Después ella rebajó aún más el perfil de la obra literaria, a golpe de comentarios en Facebook y apariciones en televisión, donde negó los hechos y acusó al coprotagonista de haber hecho de la filtración de documentos un monólogo en el que no había más personajes que el propio Vallejo.
La trama del cura contenía sexo, extorsión, secretos de Estado y una red de espías. Porque dice que llegó a acudir a los servicios de inteligencia italianos para comprobar si Chaouqui formaba parte de ellos.
Su móvil es que ella, la única que conocía su secreto, lo extorsionaba para que pasara la información. Le presentó incluso a los periodistas como si le entregara una manzana en el jardín del edén. Ávidos de carnaza, los propios reporteros actuaban como serpientes.
Todo según el fantástico relato del cura riojano. Porque la mujer fatal contraatacó en el propio tribunal vaticano con una narración aún más sórdida de las noches de Florencia. Según Chaoqui, lo de aquella habitación fue un ménage à trois: ella, él y la madre del cura. Y con la anciana de cuerpo presente, el misterio que le revelaba el religioso era su hipotética homosexualidad.
Por si alguno ha perdido el hilo, el argumento siguió embarullado en estos asuntos.

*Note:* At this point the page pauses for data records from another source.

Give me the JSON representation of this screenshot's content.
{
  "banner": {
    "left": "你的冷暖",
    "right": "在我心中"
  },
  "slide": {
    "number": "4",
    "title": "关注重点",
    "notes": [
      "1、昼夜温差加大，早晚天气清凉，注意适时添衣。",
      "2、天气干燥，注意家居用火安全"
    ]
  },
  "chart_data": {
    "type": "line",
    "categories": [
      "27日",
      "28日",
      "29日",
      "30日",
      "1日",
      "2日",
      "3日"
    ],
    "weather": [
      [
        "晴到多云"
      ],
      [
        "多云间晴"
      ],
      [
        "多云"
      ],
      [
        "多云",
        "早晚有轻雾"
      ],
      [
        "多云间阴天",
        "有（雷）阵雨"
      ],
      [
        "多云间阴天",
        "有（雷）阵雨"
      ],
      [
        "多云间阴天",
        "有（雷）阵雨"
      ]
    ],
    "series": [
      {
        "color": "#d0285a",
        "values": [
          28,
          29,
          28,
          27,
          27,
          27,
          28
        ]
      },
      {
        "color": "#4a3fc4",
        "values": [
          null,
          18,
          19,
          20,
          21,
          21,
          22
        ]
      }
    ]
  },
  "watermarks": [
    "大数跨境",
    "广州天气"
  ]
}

Aunque para completar el triángulo de amor bizarro, aún falta por añadir al marido de Chaouqui, un informático que no fue acusado pero que según Vallejo podía haber ayudado a la asesora a obtener información delicada.
Los autores del delito parecían acorralados. Tal era el nerviosismo del secretario Nicola Maio por verse involucrado, que durante todo el proceso se mostró nervioso e incluso interrumpió en varias ocasiones al presidente de la corte. Pero sorprendentemente, escapó sin pena.
Por la misma puerta de atrás que salieron los protagonistas. El tribunal estimó que la asociación delictiva no era tal, aunque Vallejo había violado el código penal y Chaouqui lo había ayudado de uno u otro modo. Al sacerdote le cayeron 18 meses de prisión y 10 a la relaciones públicas.
Decepcionante final, porque el único delito reconocido por la Justicia ya había sido confesado por el implicado, cuando le pillaron con las manos en la masa. Además ya ha cumplido ocho meses en prisión, por lo que el tiempo que le resta podría quedar en nada si el desenlace se enfanga en una apelación para la que los imputados tienen tres días de margen.
Ella se librará de la cárcel si en los próximos cinco años no se convierte en reincidente en el Vaticano. Mientras que con los periodistas, la Santa Sede reconoce siete meses después de la apertura del proceso que no tenía potestad para condenarlos.
La última entrega deberá determinar el final del religioso español. Se había especulado con que podría terminar en un convento o en una congregación alejada de los centros de poder. Un final feliz para lo que empezó como un escándalo mayúsculo y terminó como un sainete judicial.